Debo empezar aclarando algunos puntos. Primero: lo que amo de aquella Alien de 1979 es su combinación de atmósferas asfixiantes que combinan el terror y el sci-fi, y una idea del futuro como algo sucio, desgastado, húmedo y… oscuro (Ridley Scott generó esta visión a partir de Star Wars, la refinó y luego la volvió algo legendario en Blade Runner). Alien me trae recuerdos cinematográficos de una edad temprana (¡la vi con mi padre en el ahora extinto Cine Apolo de Ciudad Satélite por allá de 1980!), y la Aliens de 1986 fue la película de los 80 cuya espera me causó más ansiedad de fan. Más que cualquiera de Indy Jones. Más que Star Wars. Así es que hay añoranzas personales ahí en medio, lo admito.

Antes de pasar a por qué considero que Alien: Covenant, al igual que su predecesora, Prometheus (la cual reseñé cuando apareció en 2012, y que sorprendemente no odié tanto en su momento), están apuntadas en la dirección equivocada, debo decir un par de cosas más al respecto del filme original.

Alien es un filme, en mi corazón, sobre un monstruo que persigue gente a bordo de naves espaciales para asesinarla. ¡Es el original “horror de supervivencia”! De hecho, el título en español de la película original era, a su inocente manera, escalofriante: “Alien, el octavo pasajero”. Ese agregado lo dice todo, anticipa la carnicería y la tensión. El cartel, además, no exhibía a la criatura —solo al huevo del que se desprende el horrendo facehugger. Y la cinta tampoco muestra tanto, no lo necesita: quizá aprendiendo algo de Tiburón, Scott decidió darnos apenas lo necesario del xenomorfo, solo lo que nuestras mentes paranoicas necesitaban para sentir la opresión de los tripulantes de la Nostromo.

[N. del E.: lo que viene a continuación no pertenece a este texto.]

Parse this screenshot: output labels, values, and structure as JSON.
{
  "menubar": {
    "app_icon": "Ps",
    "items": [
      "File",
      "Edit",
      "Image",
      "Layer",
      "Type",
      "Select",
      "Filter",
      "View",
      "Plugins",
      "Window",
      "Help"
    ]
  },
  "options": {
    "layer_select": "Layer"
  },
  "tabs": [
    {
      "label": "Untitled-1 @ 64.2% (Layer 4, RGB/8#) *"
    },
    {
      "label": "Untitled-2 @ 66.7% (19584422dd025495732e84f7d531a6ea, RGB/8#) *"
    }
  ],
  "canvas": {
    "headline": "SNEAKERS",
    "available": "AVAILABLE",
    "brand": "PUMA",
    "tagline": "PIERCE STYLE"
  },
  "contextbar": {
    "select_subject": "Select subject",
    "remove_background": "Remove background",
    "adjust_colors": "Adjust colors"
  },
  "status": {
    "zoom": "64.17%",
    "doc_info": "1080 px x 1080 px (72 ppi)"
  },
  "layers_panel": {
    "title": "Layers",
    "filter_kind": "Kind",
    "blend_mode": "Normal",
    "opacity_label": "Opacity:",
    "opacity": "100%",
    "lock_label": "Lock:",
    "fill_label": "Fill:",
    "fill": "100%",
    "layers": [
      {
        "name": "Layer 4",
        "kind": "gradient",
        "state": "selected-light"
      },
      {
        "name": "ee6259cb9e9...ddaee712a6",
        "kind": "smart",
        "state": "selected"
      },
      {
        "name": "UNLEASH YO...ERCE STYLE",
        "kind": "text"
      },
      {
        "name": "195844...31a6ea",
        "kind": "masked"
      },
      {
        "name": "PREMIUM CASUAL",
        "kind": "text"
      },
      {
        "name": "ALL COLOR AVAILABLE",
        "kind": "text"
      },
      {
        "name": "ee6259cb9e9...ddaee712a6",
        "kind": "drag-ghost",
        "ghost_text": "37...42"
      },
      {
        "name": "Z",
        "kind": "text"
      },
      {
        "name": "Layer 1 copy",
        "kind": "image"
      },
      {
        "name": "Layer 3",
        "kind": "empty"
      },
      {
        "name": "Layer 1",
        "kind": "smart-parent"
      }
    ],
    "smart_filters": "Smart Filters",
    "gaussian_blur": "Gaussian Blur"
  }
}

Tipos disfrazados de xenomorfos diseñados por H.R. Giger. Así el nivel básico de genialidad de la original Alien.

La venerable Encyclopedia of Science Fiction (ganadora del Hugo) de John Clute y Peter Nicholls, dice que las secuencias de horror en Alien están tramadas “a lo largo de líneas profundamente convencionales”. Justo a eso me refiero: Alien es un filme poco sofisticado en su esencia, es solo una historia del juego del gato y el ratón del mismo modo que Mad Max: Fury Road es el relato de una ida y un regreso. Y ahí radica para mí, en esa simpleza, su genialidad.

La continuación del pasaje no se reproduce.